In a few quick years, the revolution entered even more uncharted territory. Louverture expelled three French colonial agents in rapid-fire succession, invaded Spanish Santo Domingo (thereby emancipating all slaves on the island of Hispaniola), and drafted a constitution. Most incredibly, he tried to get British help to import African slaves into labor-starved Saint-Domingue. The slaves would be freed upon arrival, of course, but the plan fuelled rumours that Louverture’s commitment towards emancipation was waning.
There were worries of creeping authoritarianism: Louverture’s constitution appointed himself as governor for life and instituted a draconian system of enforced agricultural labour in order to revive Saint-Domingue’s plantation economy. Matters came to a head in late 1801 and early 1802. Napoleon dispatched a naval force to reassert French colonial control, provoking an even messier conflict on Saint-Domingue’s already blood-drenched soil. French troops captured Louverture but they lost the colony, which broke from France shortly after Louverture’s death in exile in 1803.
The cause of universal liberty
Did Louverture overreach? Hazareesingh does not think so: he believes that racism, rather than specific political developments, motivated Napoleon’s turn against Louverture and republican Saint-Domingue. The prospect of an enlightened, liberal polity under black control was simply inconceivable to even the most broadminded Europeans. To others of a more conservative bent, including Bonaparte, it was downright dangerous. Saint-Domingue’s political experiment needed to be snuffed out.
Yet Louverture’s legacy was not so easily wiped away. Events in Saint-Domingue became powerful inspiration for further rebellions and revolutions across the Atlantic – from the Irish Rebellion of 1798 to the American Civil War. A later generation of thinkers recognised Louverture as the “first great anti-colonialist leader the world has ever seen.”

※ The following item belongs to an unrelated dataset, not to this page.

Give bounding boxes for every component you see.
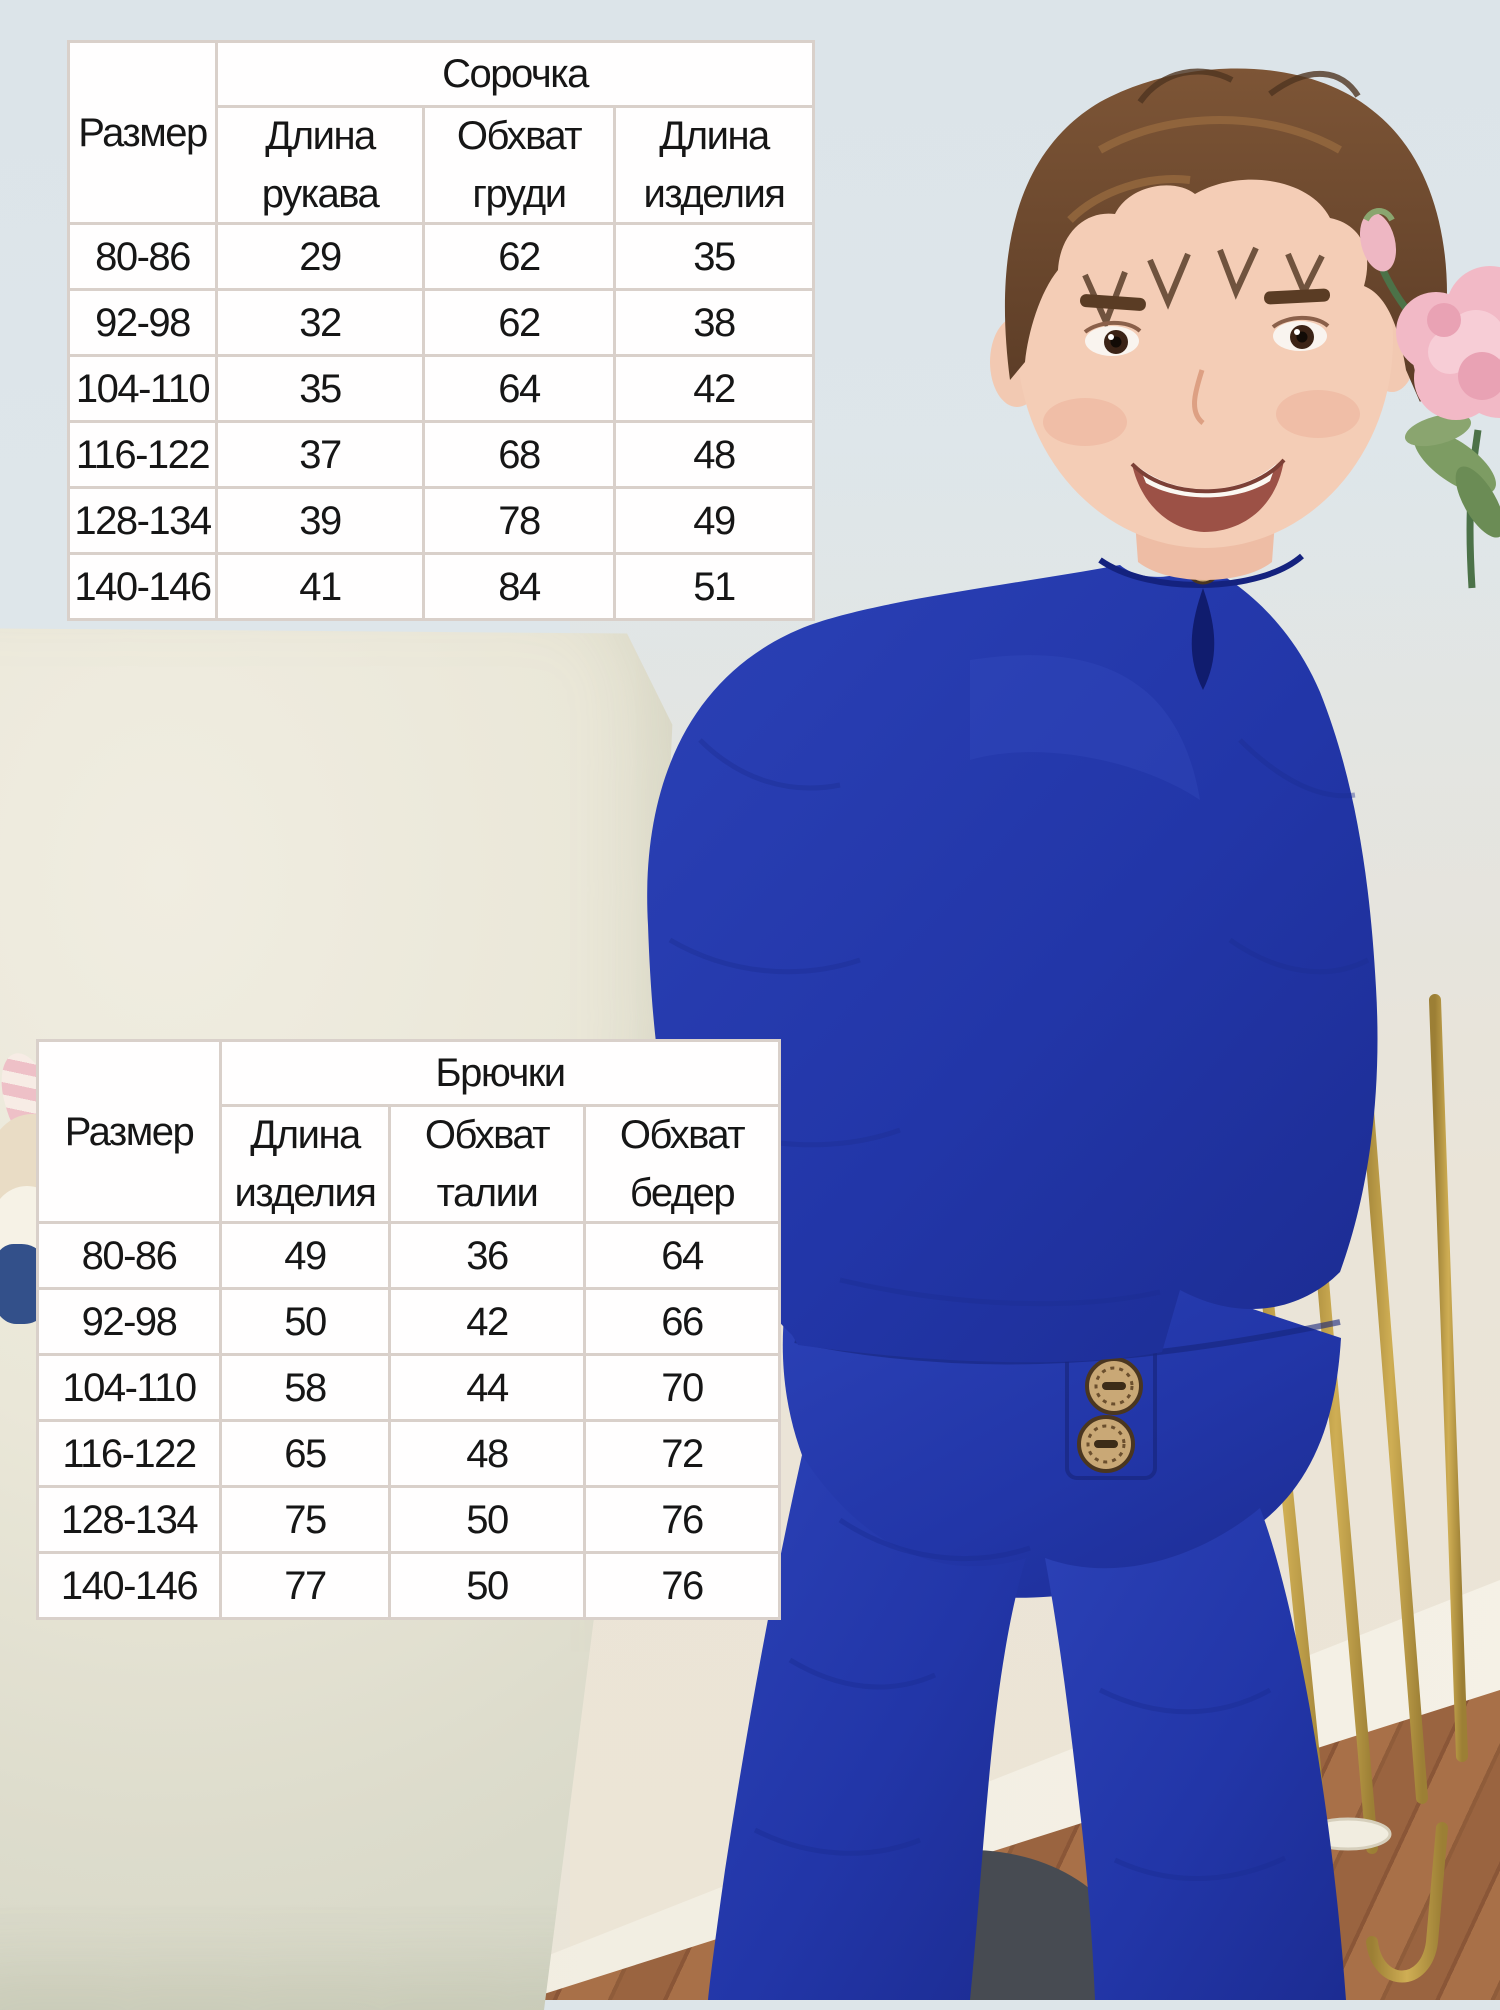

It is in this sense that some Indians like Ramananda Chatterjee began reading up on Haitian history. There were a few striking parallels between the Haitian Revolution and the Indian nationalist movement. Hazareesingh points out that Louverture and emancipated blacks were originally pro-royalist in some respects: they regarded Louis XVI, the doomed French monarch, as a progressive force who could counterbalance Saint-Domingue’s slave-driving colonial authorities. Early Indian nationalists, as the British historian Miles Taylor has recently demonstrated, imagined a similar duality between a benevolent Queen Victoria and reactionary ruling white sahibs.
Louverture, furthermore, agonised about a complete break with France: he was torn between his French republican instincts and a desire to safeguard Saint-Domingue’s hard-fought autonomy. Colonial autonomy or independence—this was precisely the same dilemma which tormented Indian nationalists before the Congress adopted the purna swaraj resolution in 1930.
Hazareesingh’s penultimate chapter is titled “A Universal Hero,” words which effectively sum up Toussaint Louverture’s historical significance. His black nationalism was not exclusivist: Frederick Douglass, the black American abolitionist, believed Louverture’s goal was to “serve the cause of universal liberty.” Such universalism captured the imagination of progressives well beyond Haiti’s shores, in Cuba, Brazil, the United States, Ireland, South Africa, France, and – thanks to Ramananda Chatterjee and his Modern Review – early twentieth century India.
Black Spartacus: The Epic Life of Toussaint Louverture, Sudhir Hazareesingh, Farrar, Straus and Giroux, 2020.